Once I remember having a conversation. Not a terribly sad conversation, but nevertheless a coversation. I told him I loved him and he said nothing. I repeated it two or four times. When he felt obligated to respond, it was a slow, heavy reply. I don't remember what he had said. Perhaps that he loved me. Perhaps that he did not. You could never remember with him.
"I am aware of only a few things," he said, staring at his feet.
"Like what?"
"I am aware of what I have found. I am aware of what I have lost. And I am most certainly aware of what was in between," he responded, gazing at me as if I was part of his journey. Now that I think of it, perhaps I was. Though I can't remember. I suppose his vision limited my broadened thoughts as well.
There was certainly something majestic between the two of us, and if I hadn't known better, I would have said we were soulmates. I would have said that he was made only for me and that the two of us comprehended each other thoroughly. I would have said that only he understood the pains of my childhood, the busy father and the mother who ran away. He had to understand because he himself was abandoned by everyone, left to fend for himself.
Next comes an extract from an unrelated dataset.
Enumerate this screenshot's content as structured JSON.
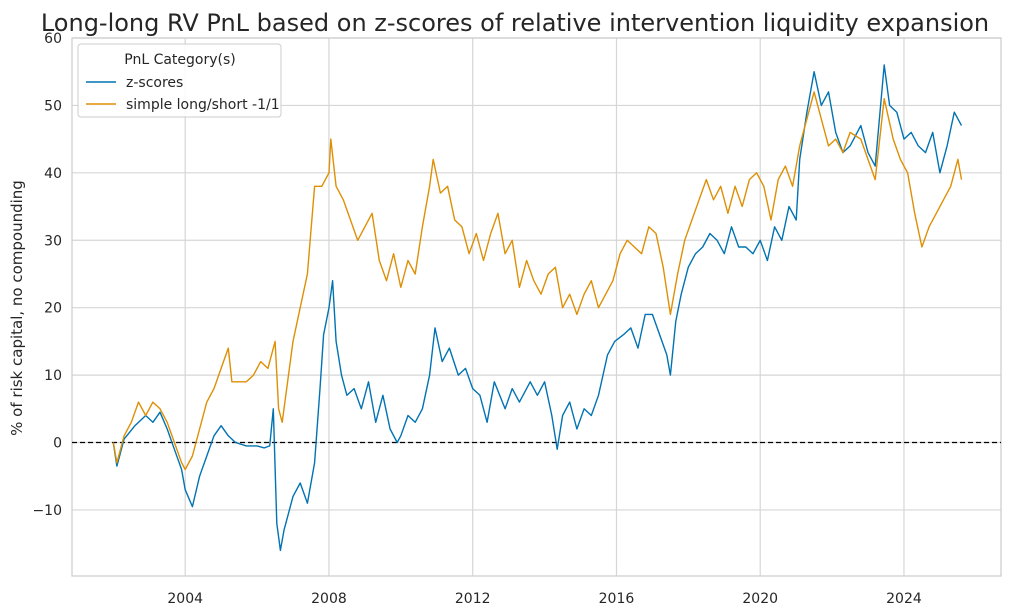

"Left to fend for myself," he once muttered, "I think they thought I'd die, but when they sought me out, I succeeded. I had little, yet I succeeded. All I need is my dream, you know. But you are a better dreamer than me. You will help me."
I was a better dreamer than him, but I had never had the chance to help him. He never allowed me, for he always ran away rather like my mother. There was a loneliness in him that was planted too deep so that the roots entangled around each of his organs. If you had tried ripping them away and attempted to plant companionship, he would have cried in agony and withered away slowly. Some roots are too deeply set in soil that they become soil. Some roots are weeds that forbid fruits to grow.
But  I still loved this man and his loneliness. I love how no one else seemed to remember him as anything other than an awkward, distant thing. They never knew any better.
I knew better.
He once called me a dreamer.
Yes, he loved me too. Now I remember.